Dominus owed $2 million in late penalties on highly controversial project but city agreed to take just $520,000, councillors were told Wednesday.

Thestar.com
April 15, 2015
By San Grewal

Brampton councillors want to know why staff recommended excusing $1.4 million in penalties that a developer was supposed to pay after a controversial downtown project fell more than a year behind schedule.

It was one of many questions two members of council peppered staff with Wednesday after the release of a report that raises even more concerns about a controversial $500-million downtown project that has had more twists and turns than a soap-opera plot.

“It looks like we have settled for $520,000 when in actual fact the penalty should have been closer to $2 million,” Councillor Elaine Moore stated, questioning staff about the reduced amount charged to builder Dominus Construction after a city hall expansion was delayed by more than a year. The building was supposed to be substantially completed at the end of January, 2014. But that goal wasn’t reached until mid-February of this year, and according to the report it won’t be done until sometime this fall.

The report states the original agreement in 2011 with Dominus was a penalty of $5,000 a day, and the project fell 377 days behind. But instead of paying the city the full amount, just under $2 million, a new agreement was drawn up last year (which was signed by former mayor Susan Fennell, but not shown to council). The new agreement allows Dominus to pay just $520,000, Moore outlined, reading from the report.

Staff said it would have cost too much in legal fees to go after Dominus for the full amount, as the company could claim things such as bad weather caused the delay.

Staff also said that a long-anticipated auditor-general’s review, investigating allegations of staff misconduct in the project, will hopefully answer some of the questions raised from the report Wednesday. That investigation by lawyer George Rust-D’Eye was supposed to have been completed in December, but has been delayed three times, while the cost for his work has at least tripled from the $50-$60,000 council was told it would cost in September.

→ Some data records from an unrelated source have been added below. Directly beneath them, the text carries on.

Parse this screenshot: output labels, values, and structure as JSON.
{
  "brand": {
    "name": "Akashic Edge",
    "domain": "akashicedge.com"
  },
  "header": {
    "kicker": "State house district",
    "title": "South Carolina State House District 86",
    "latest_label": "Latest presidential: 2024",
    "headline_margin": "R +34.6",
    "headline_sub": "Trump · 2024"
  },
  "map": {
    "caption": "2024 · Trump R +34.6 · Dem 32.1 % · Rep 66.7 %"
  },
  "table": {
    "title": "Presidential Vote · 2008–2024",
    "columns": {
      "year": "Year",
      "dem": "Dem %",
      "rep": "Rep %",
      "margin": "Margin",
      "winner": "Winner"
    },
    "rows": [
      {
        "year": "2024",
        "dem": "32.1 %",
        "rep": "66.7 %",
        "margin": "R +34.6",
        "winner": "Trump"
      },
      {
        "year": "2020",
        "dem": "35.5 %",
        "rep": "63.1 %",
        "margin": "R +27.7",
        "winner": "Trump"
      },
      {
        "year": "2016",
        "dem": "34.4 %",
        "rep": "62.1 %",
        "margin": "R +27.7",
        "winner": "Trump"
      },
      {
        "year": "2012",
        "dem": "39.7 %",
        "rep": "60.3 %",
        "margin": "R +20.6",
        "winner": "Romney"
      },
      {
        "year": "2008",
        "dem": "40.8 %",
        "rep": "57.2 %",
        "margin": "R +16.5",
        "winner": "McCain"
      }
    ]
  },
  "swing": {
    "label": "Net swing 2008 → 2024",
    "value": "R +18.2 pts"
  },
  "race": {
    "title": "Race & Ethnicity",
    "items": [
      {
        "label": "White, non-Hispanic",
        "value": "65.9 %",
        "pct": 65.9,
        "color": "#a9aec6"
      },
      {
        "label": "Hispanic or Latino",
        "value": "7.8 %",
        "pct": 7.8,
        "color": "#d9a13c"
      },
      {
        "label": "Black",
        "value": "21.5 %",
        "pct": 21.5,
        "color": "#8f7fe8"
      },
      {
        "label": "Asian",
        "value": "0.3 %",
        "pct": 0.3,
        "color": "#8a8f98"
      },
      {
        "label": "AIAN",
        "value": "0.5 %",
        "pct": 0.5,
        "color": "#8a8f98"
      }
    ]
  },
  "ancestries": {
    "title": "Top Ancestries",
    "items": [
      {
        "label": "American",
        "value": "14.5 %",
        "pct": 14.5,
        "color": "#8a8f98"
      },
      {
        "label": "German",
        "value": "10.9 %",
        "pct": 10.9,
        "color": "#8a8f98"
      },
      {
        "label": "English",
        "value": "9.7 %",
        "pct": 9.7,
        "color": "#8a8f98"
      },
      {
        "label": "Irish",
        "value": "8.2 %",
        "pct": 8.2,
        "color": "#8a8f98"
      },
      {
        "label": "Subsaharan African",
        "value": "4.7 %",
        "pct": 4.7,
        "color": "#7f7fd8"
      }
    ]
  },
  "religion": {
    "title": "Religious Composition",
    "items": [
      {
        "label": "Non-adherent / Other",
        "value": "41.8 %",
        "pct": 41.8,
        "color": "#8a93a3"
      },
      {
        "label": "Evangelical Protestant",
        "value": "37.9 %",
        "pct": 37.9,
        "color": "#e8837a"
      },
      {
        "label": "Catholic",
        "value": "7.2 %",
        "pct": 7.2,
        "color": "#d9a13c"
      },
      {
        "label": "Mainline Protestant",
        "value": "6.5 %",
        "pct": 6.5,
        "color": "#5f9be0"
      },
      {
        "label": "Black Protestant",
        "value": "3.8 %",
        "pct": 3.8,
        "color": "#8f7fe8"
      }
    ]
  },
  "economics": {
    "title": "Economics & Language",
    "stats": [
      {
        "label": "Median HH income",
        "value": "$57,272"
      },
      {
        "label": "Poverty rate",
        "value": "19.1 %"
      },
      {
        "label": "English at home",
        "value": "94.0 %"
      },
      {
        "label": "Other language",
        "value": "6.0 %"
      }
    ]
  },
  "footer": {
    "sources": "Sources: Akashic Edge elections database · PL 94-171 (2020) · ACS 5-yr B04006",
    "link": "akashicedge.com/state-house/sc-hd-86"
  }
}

The council-ordered investigation was prompted by the release of damning court documents last summer in a $28.5-million lawsuit against the city by another developer who alleges he was disqualified from the project’s bidding because staff and Fennell were biased in favour of Dominus.

The court documents include evidence that Brampton staff used city funds to pay a $480,000 option on a piece of land for Dominus, without ever informing council.